Since I was banned from playing video games while I was growing up, I often feel like I have to defend my interest in them. I know not everyone has negative ideas about gaming like my parents do, but my reflex is still to try and find reasons for my interest. With help from fellow FemHype writer Ashe, I looked into some of the research that supports why gaming is good for you. I no longer feel like I need to defend or validate my interest in games, but I thought it would be interesting to investigate and see if my positive gaming experiences are more universal.
First off, I would like to start with the claim that playing video games makes people violent. This belief is the primary reason why my parents did not want me gaming. I have found this to be untrue; although playing may have had a slight effect on my behavior, it did not make me violent or aggressive. I would describe my behavior now as being more assertive, which is a good thing. I was far too much of a timid doormat before. Research on the topic has not found much of a link between violent behavior and gaming, and even if it had, we have to remember that correlation does not equal causation.
In addition, circumstantial evidence shows that gaming may result in less violence; the number of violent crimes are decreasing even as the number of people gaming increases. Clearly, if playing games makes people violent, wouldn’t we be seeing an increase in the amount of violence? This also ignores the point that not every video game is violent.
My parents also didn’t want me to play games because they thought it would make me unintelligent. This belief is trickier to discuss. What, exactly, is meant by “unintelligent?” While I can definitely understand the concern that if someone is gaming all the time and not studying, their schoolwork may suffer. But the same is true for any activity that someone might do all the time—not a feature specific to gaming. Grades do not indicate someone’s intelligence, anyway.
In addition, there is evidence that gaming can increase certain kinds of intelligence. Gamers exhibit improved spatial, logical, interpersonal, and kinesthetic intelligence. Of course, just like I mentioned above, this correlation does not equal causation, but there is no evidence that gaming makes one less intelligent. Perhaps people who already have those skills are more drawn to gaming in the first place.

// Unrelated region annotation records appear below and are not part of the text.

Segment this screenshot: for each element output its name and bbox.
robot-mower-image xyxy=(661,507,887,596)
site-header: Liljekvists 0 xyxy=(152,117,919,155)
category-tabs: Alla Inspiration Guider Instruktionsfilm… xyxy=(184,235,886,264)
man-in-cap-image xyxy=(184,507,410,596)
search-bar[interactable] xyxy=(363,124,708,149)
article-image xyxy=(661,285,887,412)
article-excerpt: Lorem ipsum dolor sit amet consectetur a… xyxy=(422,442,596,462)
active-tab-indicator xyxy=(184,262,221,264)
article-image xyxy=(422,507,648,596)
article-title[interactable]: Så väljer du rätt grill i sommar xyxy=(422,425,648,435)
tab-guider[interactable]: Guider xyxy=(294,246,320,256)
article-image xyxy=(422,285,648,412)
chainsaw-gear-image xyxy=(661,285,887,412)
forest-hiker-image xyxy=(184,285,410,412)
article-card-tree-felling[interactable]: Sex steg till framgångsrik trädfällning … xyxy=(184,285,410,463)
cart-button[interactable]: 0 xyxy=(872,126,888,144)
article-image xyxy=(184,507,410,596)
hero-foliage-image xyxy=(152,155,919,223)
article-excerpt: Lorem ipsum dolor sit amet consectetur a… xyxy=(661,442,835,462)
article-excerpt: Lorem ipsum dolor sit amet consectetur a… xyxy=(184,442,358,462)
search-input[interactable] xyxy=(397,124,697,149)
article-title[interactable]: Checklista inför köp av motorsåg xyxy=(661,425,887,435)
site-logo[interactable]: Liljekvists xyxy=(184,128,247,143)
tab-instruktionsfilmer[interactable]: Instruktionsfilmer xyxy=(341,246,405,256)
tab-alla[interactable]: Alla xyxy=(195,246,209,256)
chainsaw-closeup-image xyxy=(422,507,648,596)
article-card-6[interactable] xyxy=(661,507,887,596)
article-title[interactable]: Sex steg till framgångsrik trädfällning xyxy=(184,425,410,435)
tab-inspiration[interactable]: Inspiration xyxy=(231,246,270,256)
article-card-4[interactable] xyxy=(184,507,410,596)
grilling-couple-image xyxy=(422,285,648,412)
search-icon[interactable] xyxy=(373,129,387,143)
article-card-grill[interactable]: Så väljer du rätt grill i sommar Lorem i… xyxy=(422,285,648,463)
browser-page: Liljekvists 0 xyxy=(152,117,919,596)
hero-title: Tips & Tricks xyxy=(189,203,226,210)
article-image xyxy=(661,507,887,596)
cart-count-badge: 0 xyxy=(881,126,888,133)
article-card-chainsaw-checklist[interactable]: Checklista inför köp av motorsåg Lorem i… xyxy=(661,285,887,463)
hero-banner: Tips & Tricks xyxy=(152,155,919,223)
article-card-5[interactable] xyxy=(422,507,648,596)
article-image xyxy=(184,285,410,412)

I have found that after I began gaming, my interpersonal skills have improved and I am less afraid of talking to people. My ability to read people and figure out my own emotions seems to have grown and helped me to function better in social situations.
“People who play video games, even if they are violent, that encourage cooperation are more likely to be helpful to others while gaming than those who play the same games competitively.”
Playing cooperatively with friends has helped me learn to communicate better while also reading and anticipating what my partner will do, which has helped me in everyday situations to communicate better in general. With my mild social anxiety, I would have loved to develop these skills earlier in my life because they have since lessened my anxiety.
I have more generalized, but still mild anxiety issues as well, and they also seem to have lessened. This, too, is supported by research into the benefits of gaming.
“Recovery is a necessary factor in avoiding work-related strain and in feeling prepared for the next day of work. In order for recovery to be successful, an individual must experience psychological detachment from work, relaxation, mastery experiences and a sense of control, all of which have been argued to be assisted by digital game use.”
Even though this research focuses on how gaming can help reduce work-related stress, for me, it was carried over into just about every kind of stress I face. Whether it’s blowing off steam by shooting enemies in Mass Effect 2 or relaxing by customizing my home in Animal Crossing, I’m taken away from the stresses of everyday life for a bit. When I come back to the real world, I feel calmer and more ready to face real life. Just like reading a book or watching TV, an occasional escape from the real world can recharge someone by letting them take a break. This has been a very helpful function for me, and I know I’ve been happier and more relaxed since I took up gaming.
While I don’t need any justification for being interested in gaming besides the fact that I enjoy doing it, it is interesting and validating to see that all the improvements in my life that have come from gaming are backed up by research. I wish I had been able to enjoy the benefits earlier, but it is never too late to start. For anyone like me who has not been gaming for years but who has always had an interest, don’t be afraid to jump right in! There are so many great games out there to enjoy, and anyone who wants to should be free to benefit from them. For this reason, I will always fight for more inclusivity and accessibility in games.